De son côté, le ministre de l’Intérieur et de la Sécurité publique (Mint/Sp-11 février), avant le général Mansour Seck (13 février) a fini de convaincre l’opinion que la menace terroriste est réelle au Sénégal : en assujettissant désormais toute ouverture de mosquée et de daara (école coranique) à la signature de l’autorité en charge de la sécurité publique, le tout nouveau marié Abdoulaye Daouda Diallo rappelle le dynamisme des bailleurs religieux dans leur prosélytisme extrémiste : l’intervention empressée de bailleurs barbus auprès de populations démunies, sous le couvert du religieux, se fait en effet dans le domaine de l’appui à l’alimentation en eau potable (noria, machine d’exhaure) et dans le financement de mosquées où prêchent souvent des extrémistes. La résistance au projet pourtant consensuel des daaras modernes trouve partiellement son explication dans les financements occultes qui disparaîtraient avec l’application des mesures contenues dans la volonté du pouvoir de mieux surveiller ces niches.

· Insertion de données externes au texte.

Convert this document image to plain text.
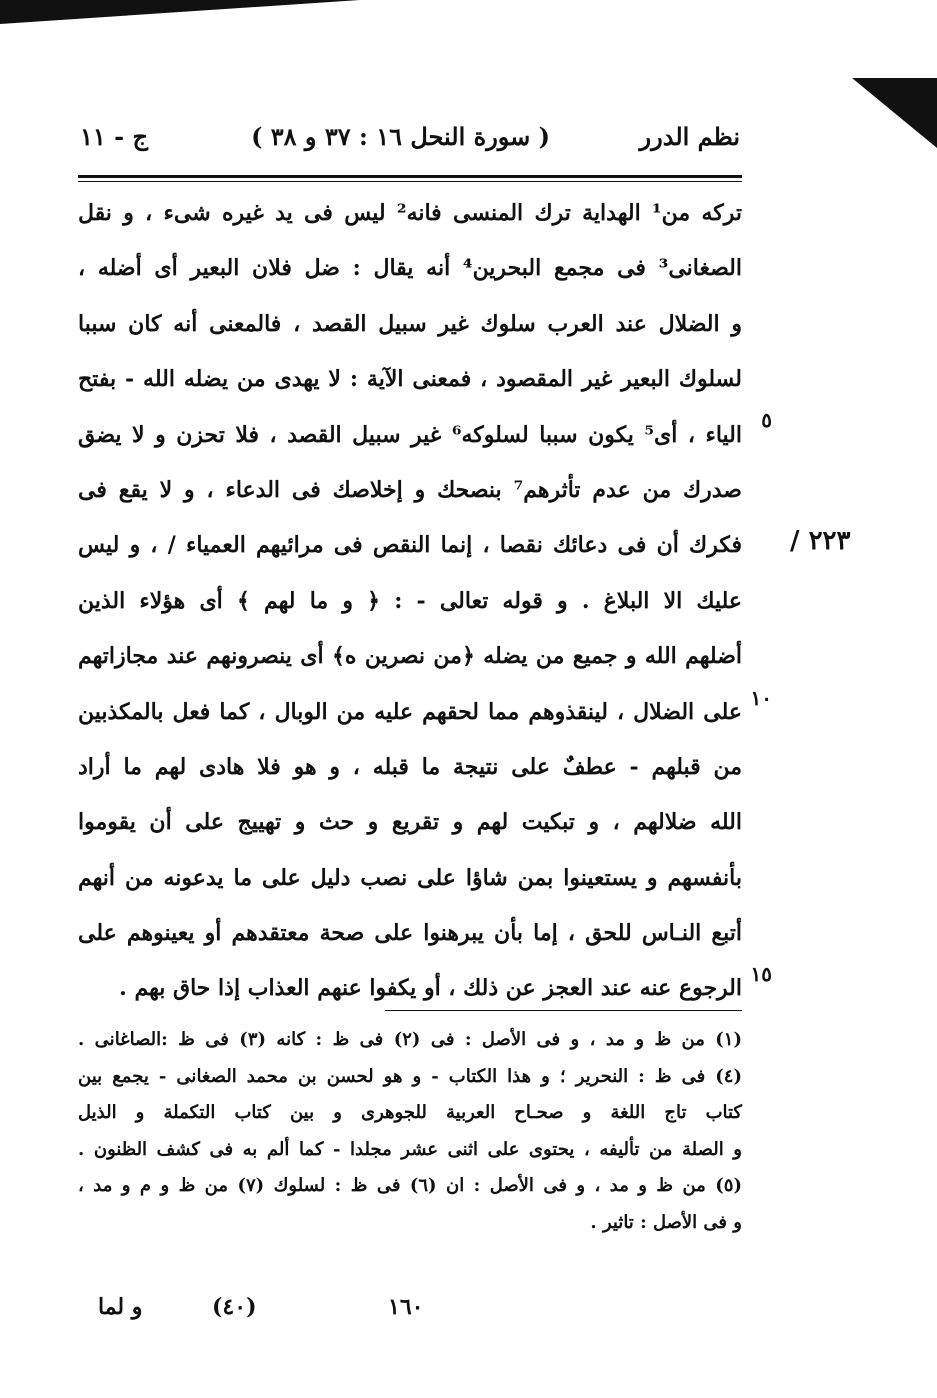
نظم الدرر
( سورة النحل ١٦ : ٣٧ و ٣٨ )
ج - ١١
تركه من¹ الهداية ترك المنسى فانه² ليس فى يد غيره شىء ، و نقل
الصغانى³ فى مجمع البحرين⁴ أنه يقال : ضل فلان البعير أى أضله ،
و الضلال عند العرب سلوك غير سبيل القصد ، فالمعنى أنه كان سببا
لسلوك البعير غير المقصود ، فمعنى الآية : لا يهدى من يضله الله - بفتح
الياء ، أى⁵ يكون سببا لسلوكه⁶ غير سبيل القصد ، فلا تحزن و لا يضق
صدرك من عدم تأثرهم⁷ بنصحك و إخلاصك فى الدعاء ، و لا يقع فى
فكرك أن فى دعائك نقصا ، إنما النقص فى مرائيهم العمياء / ، و ليس
عليك الا البلاغ . و قوله تعالى - : ﴿ و ما لهم ﴾ أى هؤلاء الذين
أضلهم الله و جميع من يضله ﴿من نصرين ه﴾ أى ينصرونهم عند مجازاتهم
على الضلال ، لينقذوهم مما لحقهم عليه من الوبال ، كما فعل بالمكذبين
من قبلهم - عطفٌ على نتيجة ما قبله ، و هو فلا هادى لهم ما أراد
الله ضلالهم ، و تبكيت لهم و تقريع و حث و تهييج على أن يقوموا
بأنفسهم و يستعينوا بمن شاؤا على نصب دليل على ما يدعونه من أنهم
أتبع النـاس للحق ، إما بأن يبرهنوا على صحة معتقدهم أو يعينوهم على
الرجوع عنه عند العجز عن ذلك ، أو يكفوا عنهم العذاب إذا حاق بهم .
٥
١٠
١٥
٢٢٣ /
(١) من ظ و مد ، و فى الأصل : فى (٢) فى ظ : كانه (٣) فى ظ :الصاغانى .
(٤) فى ظ : النحرير ؛ و هذا الكتاب - و هو لحسن بن محمد الصغانى - يجمع بين
كتاب تاج اللغة و صحـاح العربية للجوهرى و بين كتاب التكملة و الذيل
و الصلة من تأليفه ، يحتوى على اثنى عشر مجلدا - كما ألم به فى كشف الظنون .
(٥) من ظ و مد ، و فى الأصل : ان (٦) فى ظ : لسلوك (٧) من ظ و م و مد ،
و فى الأصل : تاثير .
١٦٠
(٤٠)
و لما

Et mon général de sauter à pieds joints dans le plat, sans parachute ni précaution lapidaire (Cf. « Le Populaire » du 13 février 2015, page 7). Au cours d’un colloque tournant autour de : « Gestion macroéconomique, sécurité, cohésion sociale et intégration dans le Pse», le général Mansour Seck déflore un secret connu de tous, le peu d’efficacité des services de renseignement militaire sénégalais. Militaire jusqu’au bout des ongles, mon général se veut aussi sociologue, fin connaisseur des populations sénégalaises : «La guerre au terrorisme, c’est d’abord une guerre du renseignement. Mais aussi c’est savoir ce qui se passe dans la société, quelles que soient les sources de mécontentement et légalement contrôler et sanctionner selon les règles».

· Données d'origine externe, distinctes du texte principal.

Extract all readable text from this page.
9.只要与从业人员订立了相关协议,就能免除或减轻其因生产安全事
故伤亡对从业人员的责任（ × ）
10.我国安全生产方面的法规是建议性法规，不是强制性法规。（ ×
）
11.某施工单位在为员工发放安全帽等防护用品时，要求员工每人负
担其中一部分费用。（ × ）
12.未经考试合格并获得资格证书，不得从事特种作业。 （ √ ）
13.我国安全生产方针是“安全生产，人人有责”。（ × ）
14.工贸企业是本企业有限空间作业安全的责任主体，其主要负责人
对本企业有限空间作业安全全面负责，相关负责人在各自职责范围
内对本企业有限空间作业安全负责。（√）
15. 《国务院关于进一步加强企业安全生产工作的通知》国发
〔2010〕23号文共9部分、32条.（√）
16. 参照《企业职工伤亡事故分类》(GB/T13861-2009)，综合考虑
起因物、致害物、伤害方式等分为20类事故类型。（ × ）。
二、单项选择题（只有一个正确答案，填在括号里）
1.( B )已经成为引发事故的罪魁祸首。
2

Pourtant, depuis près de trois ans qu’il est arrivé au pouvoir avec la crise malienne, le président Macky Sall appuie sur la diplomatie pour viser le tout sécuritaire ; jamais, de mémoire d’observateurs, Dakar n’aura abrité autant de rencontres internationales axées autour de la sécurité et du développement. Surtout que le contexte continental s’y prête depuis le Printemps arabe de 2009-2010 et la déstabilisation du continent avec l’assassinat du colonel Mouamar Khadaffi. Ainsi, pendant quatre jours (9-13 février) s’est tenu le troisième sommet des chefs d’état-major des armées de terre de 40 pays africains, avec les inévitables États-Unis, et la réunion du Comité de pilotage du Plan d’action contre le terrorisme (Pact), avec l’appui de la France, cherchant tous deux à contribuer à la recherche de la paix et de la stabilité du continent.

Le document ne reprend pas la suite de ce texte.